Ça m’est arrivé en presse écrite sur d’autres sujets (et ailleurs, la Cité des Sciences ayant par exemple projeté en diaporama certaines de mes photos de corail à l’occasion d’une exposition sur sa diversité). Avec ce dauphin, j’aurais pourtant eu l’impression de trahir mes convictions. Je l’ai dit, répété, je n’ai ni le talent, ni le matériel d’une photographe professionnelle.
C’est par plaisir, autant que j’aime la décrire avec des mots que j’aime prendre la nature en photo. Or sur celle-ci, rien n’est naturel. Au premier abord, la couleur de fond a un petit côté lagon polynésien pas désagréable, mais à choisir… L’odeur du chlore et les quatre murs de la « cuvette » municipale ? Ou les effluves de monoï et le lagon qui communique avec le Pacifique ? Nous sommes tous à répondre « y a pas photo ! ». Ou plutôt « y a pas piscine !».

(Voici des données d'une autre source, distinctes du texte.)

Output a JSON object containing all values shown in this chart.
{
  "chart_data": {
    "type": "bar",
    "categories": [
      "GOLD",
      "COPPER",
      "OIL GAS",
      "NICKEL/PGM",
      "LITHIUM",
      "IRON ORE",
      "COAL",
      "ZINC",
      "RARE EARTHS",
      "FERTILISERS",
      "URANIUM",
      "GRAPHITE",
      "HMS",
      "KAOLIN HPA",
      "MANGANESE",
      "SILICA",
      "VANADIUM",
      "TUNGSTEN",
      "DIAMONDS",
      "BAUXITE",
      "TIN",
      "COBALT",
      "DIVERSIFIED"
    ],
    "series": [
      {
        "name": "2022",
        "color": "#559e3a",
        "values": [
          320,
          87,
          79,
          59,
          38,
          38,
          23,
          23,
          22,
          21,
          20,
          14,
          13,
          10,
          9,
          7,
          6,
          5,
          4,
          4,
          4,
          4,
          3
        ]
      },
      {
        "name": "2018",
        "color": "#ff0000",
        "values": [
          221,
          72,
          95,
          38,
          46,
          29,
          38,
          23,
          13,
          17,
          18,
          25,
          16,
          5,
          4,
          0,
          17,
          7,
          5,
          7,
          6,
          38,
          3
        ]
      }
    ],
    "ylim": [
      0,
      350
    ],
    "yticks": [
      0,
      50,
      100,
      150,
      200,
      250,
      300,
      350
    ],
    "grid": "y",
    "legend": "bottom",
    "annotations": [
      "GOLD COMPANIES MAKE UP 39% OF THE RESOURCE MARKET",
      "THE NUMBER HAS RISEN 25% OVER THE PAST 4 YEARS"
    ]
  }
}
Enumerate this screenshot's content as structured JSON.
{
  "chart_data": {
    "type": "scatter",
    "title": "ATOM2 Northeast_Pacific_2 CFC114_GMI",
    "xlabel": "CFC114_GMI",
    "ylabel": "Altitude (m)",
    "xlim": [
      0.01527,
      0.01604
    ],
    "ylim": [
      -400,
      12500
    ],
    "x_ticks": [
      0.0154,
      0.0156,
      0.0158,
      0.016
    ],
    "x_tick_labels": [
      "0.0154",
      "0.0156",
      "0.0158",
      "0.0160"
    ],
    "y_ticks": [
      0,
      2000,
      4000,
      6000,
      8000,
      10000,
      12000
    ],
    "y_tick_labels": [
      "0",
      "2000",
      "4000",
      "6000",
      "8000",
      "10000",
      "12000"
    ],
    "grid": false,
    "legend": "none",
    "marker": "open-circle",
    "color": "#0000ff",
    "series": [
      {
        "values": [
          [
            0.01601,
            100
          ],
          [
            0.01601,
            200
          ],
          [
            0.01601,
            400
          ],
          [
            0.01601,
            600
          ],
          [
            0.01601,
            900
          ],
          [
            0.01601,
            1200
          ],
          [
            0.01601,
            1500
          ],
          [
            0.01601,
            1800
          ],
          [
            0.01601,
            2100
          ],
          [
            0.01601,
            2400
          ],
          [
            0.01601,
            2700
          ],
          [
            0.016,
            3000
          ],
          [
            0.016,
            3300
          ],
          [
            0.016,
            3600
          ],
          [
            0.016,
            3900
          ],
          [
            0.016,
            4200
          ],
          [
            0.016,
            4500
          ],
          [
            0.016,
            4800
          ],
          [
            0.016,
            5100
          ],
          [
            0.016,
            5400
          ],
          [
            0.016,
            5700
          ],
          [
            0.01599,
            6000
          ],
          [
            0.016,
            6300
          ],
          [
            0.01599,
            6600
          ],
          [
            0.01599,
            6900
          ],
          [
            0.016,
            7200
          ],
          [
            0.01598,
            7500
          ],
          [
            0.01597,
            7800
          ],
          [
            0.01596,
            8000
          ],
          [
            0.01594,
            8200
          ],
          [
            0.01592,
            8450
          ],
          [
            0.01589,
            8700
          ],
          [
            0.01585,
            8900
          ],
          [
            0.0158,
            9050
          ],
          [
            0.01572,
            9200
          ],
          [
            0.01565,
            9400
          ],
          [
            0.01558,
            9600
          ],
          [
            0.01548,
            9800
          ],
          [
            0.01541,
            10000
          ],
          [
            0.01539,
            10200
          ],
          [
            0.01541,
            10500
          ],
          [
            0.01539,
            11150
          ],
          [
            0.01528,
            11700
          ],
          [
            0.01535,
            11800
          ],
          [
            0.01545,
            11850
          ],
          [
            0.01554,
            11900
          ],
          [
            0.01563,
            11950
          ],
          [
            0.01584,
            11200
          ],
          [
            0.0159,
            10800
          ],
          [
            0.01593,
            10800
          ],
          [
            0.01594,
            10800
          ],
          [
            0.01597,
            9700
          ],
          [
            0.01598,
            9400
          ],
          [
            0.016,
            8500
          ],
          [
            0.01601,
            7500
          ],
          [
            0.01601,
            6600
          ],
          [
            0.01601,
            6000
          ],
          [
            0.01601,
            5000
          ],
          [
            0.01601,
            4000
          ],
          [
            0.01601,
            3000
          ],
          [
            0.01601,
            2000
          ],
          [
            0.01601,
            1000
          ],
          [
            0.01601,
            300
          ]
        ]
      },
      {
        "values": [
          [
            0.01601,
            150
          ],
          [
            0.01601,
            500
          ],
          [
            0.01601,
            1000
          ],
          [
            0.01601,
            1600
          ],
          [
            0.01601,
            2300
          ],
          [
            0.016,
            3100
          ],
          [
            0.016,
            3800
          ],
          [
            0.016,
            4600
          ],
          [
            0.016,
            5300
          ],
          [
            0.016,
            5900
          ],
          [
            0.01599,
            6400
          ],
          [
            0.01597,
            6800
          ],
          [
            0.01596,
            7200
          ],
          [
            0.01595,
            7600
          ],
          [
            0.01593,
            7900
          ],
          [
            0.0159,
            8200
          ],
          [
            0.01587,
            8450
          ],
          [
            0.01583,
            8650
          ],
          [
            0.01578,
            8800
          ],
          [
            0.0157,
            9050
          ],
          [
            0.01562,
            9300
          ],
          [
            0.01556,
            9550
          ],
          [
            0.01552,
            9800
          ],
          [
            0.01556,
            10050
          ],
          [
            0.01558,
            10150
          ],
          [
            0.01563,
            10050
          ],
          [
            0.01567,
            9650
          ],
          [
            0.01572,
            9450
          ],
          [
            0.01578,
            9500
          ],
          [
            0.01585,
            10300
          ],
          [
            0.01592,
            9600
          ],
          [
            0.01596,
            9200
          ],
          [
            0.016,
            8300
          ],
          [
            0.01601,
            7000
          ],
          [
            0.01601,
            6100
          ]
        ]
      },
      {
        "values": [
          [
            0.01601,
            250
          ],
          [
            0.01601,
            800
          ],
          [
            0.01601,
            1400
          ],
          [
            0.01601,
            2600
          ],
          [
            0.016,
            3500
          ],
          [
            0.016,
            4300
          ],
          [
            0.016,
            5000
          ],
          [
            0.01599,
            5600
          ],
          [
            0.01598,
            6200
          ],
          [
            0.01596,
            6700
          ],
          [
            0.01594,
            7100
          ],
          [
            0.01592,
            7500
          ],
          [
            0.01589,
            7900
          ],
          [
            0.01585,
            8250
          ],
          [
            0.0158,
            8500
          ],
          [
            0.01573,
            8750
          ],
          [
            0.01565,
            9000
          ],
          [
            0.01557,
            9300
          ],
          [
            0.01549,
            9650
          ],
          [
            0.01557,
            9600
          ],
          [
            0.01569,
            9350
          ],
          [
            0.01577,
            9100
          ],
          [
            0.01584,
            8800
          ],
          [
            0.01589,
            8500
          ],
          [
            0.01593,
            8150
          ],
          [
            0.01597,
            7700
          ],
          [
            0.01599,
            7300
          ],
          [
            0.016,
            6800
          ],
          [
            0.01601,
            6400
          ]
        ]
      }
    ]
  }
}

Dans le même style, sur les premiers numéros de Plongeur.com, le rédacteur-en-chef envisageait une rubrique Pour ou contre : le cétacé en aquarium ? le shark-feeding ? etc. Son but ? Susciter l’interrogation en profondeur, non pas sur le comportement des animaux marins, mais sur celui de l’être humain et ses effets. Cloitrer dans une « boîte en verre » un être si intelligent et d’une espèce proche de la nôtre ? organiser des festins pour les prédateurs ? N’est-ce pas justement « dénaturer » la nature ?
Titraille de l’ensemble du magazine mûrement choisie et mise en relief par le lanceur d’alerte rebelle, ce premier débat devenait « Serwhale killer ? Faut-il interdire les spectacles avec les cétacés en captivité ? »
Dans Plongeur.com 3 paru en juillet 2010, à lire intégralement avec l’édito intitulé Chair de poulpe dans lequel le rédac’chef racontait l’étrange attaque d’une pieuvre sur sa personne et annonçait que les requins étaient chez nous. Si ! Trois ans déjà, peut-être, mais toujours d’actualité en juillet 2013…
Ainsi, l’article revenait sur le drame d’un mammifère maintenu en captivité dans une prison de verre qui se retournait contre celle qui lui faisait jouer le show (tout en l’adorant certainement). Tilikum avait soudain un comportement jamais observé à l’état sauvage.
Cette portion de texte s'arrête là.